The SEC’s Division of Investment Management recommends that fixed income fund advisers take steps to assess portfolio risk in light of “potential market volatility” and review the adequacy of related prospectus disclosures.

In particular, the staff suggests that fund advisers “consider taking” the following steps:

  • Assess and stress-test liquidity during normal and stressed environments, taking into account sources of liquidity over 1-day, 5-day, 30-day and possibly longer periods;
  • Conduct more general stress-tests and scenario analysis to assess how interest rate hikes, widening spreads and price shocks, increased market volatility and reduced liquidity affect portfolio values;
  • Conduct risk management evaluations based on these assessments to determine appropriate risk management strategies and actions under the circumstances at a fund level and at a complex level;
  • Communicate with fund boards so that they understand not only the risk exposures and liquidity position of the fund, but also the fund’s ability to navigate changing interest rate conditions and market volatility; and
  • Review shareholder communications to ensure that disclosures are adequate in light of any additional risks due to recent events in the fixed income market and the potential impact of tapering quantitative easing and/or rising interest rates, including the potential for periods of volatility and increased redemptions.

These recommendations come against a backdrop of what the staff characterized as “increased volatility” in the bond market during June 2013, as investors considered indications that the Federal Reserve Board would soon wean the markets away from its “quantitative easing” program, followed by a general rise in interest rates.

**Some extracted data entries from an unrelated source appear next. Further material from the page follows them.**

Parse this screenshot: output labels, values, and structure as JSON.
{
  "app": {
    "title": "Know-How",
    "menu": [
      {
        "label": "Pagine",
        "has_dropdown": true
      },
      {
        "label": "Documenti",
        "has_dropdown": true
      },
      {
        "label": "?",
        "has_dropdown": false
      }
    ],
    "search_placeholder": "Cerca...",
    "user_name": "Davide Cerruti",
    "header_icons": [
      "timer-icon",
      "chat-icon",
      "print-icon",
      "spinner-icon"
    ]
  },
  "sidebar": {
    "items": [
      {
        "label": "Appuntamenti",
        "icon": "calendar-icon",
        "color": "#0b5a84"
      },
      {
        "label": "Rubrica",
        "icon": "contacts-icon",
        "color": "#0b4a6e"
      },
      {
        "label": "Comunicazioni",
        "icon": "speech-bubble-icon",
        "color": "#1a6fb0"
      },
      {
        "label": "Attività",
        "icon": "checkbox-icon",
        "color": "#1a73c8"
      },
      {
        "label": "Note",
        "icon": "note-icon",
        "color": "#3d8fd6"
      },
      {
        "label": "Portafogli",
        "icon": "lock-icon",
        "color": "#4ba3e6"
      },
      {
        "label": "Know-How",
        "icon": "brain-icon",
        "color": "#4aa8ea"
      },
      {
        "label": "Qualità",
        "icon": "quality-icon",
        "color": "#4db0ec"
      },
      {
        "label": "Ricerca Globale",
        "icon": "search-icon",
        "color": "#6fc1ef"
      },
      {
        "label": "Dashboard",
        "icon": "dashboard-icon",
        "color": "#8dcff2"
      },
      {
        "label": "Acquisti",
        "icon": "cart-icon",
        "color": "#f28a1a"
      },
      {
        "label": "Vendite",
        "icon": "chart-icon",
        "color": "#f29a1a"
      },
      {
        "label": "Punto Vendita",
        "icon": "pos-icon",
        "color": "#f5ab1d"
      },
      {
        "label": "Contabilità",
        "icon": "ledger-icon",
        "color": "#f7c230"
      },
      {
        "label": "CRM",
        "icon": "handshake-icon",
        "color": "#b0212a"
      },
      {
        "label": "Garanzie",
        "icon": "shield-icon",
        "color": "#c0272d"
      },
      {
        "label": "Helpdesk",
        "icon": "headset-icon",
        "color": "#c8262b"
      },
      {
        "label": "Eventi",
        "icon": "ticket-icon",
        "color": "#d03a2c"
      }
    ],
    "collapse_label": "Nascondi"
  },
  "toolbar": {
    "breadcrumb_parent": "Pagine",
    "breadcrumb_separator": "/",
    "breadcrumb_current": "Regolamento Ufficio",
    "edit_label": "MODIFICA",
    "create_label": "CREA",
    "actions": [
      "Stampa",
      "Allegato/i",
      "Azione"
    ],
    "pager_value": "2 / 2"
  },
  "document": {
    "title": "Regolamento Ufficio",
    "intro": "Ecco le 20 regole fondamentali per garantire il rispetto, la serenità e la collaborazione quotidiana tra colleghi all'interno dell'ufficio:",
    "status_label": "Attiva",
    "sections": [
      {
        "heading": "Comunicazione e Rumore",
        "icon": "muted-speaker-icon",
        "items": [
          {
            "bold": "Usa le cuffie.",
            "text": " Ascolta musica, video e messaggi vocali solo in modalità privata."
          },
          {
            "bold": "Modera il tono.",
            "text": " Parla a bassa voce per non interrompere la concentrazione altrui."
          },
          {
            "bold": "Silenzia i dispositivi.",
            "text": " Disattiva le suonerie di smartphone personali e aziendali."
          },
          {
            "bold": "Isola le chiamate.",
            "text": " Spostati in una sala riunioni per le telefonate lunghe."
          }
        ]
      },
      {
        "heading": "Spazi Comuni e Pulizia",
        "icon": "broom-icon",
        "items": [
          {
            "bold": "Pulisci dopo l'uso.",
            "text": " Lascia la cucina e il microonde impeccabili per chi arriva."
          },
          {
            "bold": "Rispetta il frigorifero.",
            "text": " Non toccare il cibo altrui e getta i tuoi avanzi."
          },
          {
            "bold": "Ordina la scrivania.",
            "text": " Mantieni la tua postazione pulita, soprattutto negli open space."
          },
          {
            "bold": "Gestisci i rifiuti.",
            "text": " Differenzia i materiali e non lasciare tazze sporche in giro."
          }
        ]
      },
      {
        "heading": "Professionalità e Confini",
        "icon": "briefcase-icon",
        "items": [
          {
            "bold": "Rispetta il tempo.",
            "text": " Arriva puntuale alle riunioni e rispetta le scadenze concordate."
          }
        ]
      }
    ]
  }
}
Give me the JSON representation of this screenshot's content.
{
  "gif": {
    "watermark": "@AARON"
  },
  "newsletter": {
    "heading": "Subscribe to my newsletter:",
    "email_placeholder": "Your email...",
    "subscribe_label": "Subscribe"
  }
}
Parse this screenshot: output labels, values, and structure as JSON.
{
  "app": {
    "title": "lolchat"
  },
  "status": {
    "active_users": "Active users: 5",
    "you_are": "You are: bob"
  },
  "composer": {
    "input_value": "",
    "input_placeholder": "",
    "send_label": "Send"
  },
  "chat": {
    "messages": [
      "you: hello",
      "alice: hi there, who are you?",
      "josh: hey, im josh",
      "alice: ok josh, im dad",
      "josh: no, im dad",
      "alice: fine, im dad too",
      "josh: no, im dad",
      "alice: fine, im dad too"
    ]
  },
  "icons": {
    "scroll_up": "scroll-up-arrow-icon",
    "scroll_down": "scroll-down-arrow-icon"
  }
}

In light of these market developments, the staff believes that bond fund advisers should evaluate their risk management procedures and the adequacy of fund disclosures.  Fund boards should review their procedures to ensure that they provide appropriate oversight of the bond funds.

The guidance suggests that the staff senses market uncertainty on the horizon and is urging bond fund advisers to be prepared.  We would not be surprised if future regulatory examinations look at how bond fund advisers are preparing for the possibility of interest rate volatility.